You should generally schedule 4x the amount of threads as can be run simultaneously - gpus are good at context switching so you should make sure they always have work to do when waiting.
L3/L2 cache is managed by the hardware, but the L1 cache is handled by the user manually.
CUDA offers lots of helpful things through their CCCL libraries.
Each host has one or more CUDA devices (GPU), each CUDA device consists of multiple Compute Units, each Compute Unit consists of multiple Processing Elements.
We have blocks and workgroups. A workgroup consists of multiple blocks, work inside a block runs at the same time, but blocks within a workgroup may run at different times. Consequently you can sync within blocks but not workgroups.
Maximum number of threads in a block is 1024. Threads are also grouped into warps of size 32. Threads in a warp should run the same code at the same time to avoid warp divergence.
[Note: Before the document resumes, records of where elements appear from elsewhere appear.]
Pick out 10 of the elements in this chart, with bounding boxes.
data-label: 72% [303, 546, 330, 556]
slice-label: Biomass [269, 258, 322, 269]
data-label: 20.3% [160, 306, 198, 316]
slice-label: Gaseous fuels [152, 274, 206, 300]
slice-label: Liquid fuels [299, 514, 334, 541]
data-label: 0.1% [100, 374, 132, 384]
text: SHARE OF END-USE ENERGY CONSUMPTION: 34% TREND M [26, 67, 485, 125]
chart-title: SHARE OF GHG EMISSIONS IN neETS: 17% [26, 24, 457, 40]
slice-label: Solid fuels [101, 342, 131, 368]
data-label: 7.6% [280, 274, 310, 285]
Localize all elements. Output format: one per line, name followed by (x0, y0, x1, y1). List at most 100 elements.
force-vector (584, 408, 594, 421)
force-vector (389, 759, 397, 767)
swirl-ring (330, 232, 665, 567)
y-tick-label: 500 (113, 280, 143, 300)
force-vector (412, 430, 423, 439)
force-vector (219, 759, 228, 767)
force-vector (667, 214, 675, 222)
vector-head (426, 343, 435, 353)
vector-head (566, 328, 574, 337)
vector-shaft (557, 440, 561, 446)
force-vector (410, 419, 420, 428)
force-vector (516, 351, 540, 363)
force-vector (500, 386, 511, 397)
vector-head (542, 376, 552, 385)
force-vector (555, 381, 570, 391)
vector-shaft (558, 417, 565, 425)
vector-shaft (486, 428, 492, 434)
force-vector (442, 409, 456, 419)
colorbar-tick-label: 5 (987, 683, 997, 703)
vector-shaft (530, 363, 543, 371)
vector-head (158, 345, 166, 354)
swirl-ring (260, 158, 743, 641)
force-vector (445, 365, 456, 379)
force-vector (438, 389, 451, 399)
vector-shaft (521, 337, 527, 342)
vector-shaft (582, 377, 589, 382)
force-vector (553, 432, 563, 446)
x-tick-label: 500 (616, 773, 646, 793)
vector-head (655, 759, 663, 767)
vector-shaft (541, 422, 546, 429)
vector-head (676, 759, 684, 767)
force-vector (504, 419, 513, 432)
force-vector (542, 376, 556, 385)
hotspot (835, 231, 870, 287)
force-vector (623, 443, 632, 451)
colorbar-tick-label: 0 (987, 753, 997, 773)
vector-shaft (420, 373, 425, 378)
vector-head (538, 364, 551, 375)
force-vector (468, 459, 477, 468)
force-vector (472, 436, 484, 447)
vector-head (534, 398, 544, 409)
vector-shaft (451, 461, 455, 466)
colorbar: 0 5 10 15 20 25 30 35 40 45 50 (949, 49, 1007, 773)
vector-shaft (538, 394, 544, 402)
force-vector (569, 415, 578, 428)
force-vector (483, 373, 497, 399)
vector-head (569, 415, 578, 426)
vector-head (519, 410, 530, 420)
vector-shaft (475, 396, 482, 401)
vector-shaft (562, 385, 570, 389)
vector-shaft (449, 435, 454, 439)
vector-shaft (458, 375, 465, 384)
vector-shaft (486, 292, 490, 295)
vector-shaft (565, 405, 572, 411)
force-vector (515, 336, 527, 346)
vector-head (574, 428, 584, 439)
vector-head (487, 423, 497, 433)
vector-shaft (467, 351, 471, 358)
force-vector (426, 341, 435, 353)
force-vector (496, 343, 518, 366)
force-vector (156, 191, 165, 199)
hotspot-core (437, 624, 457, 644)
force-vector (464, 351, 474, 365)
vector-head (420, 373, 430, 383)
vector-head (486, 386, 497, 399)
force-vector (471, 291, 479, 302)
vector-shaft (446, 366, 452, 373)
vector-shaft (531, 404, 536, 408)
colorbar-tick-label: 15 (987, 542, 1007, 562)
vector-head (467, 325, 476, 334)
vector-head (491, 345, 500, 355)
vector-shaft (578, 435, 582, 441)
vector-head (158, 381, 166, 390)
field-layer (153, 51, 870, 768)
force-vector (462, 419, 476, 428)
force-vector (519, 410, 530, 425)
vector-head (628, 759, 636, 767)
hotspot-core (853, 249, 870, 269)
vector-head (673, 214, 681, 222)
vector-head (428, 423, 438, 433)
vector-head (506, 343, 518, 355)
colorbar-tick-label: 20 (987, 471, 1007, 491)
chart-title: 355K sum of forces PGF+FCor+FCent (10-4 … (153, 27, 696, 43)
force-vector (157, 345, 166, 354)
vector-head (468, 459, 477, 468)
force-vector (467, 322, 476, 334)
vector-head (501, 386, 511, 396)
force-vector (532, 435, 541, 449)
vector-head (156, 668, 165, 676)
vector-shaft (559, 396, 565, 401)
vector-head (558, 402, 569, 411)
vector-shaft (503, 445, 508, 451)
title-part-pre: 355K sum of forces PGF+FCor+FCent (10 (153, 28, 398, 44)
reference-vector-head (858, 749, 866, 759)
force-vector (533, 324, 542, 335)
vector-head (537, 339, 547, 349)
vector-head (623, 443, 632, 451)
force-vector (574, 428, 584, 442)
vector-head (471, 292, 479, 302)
Functions are by default host functions, meaning they run on the host. Adding the __device__ attribute to the function means it will be run on the device.
You invoke kernels from the host using this syntax <<<blocks, threads, shared, cudaStream_t stream>>>. E.g. vadd<<<blocksPerGrid, threadsPerBlock>>>(d_a, d_b, d_c)
Once you’ve launched your kernel you should cudaDeviceSynchronize() to wait for the kernel to finish.
CUDA has a memcpy that allows you to copy data between devices and/or hosts.
It has a handful of functions for getting errors, including just reading the result of cudaDeviceSynchronize().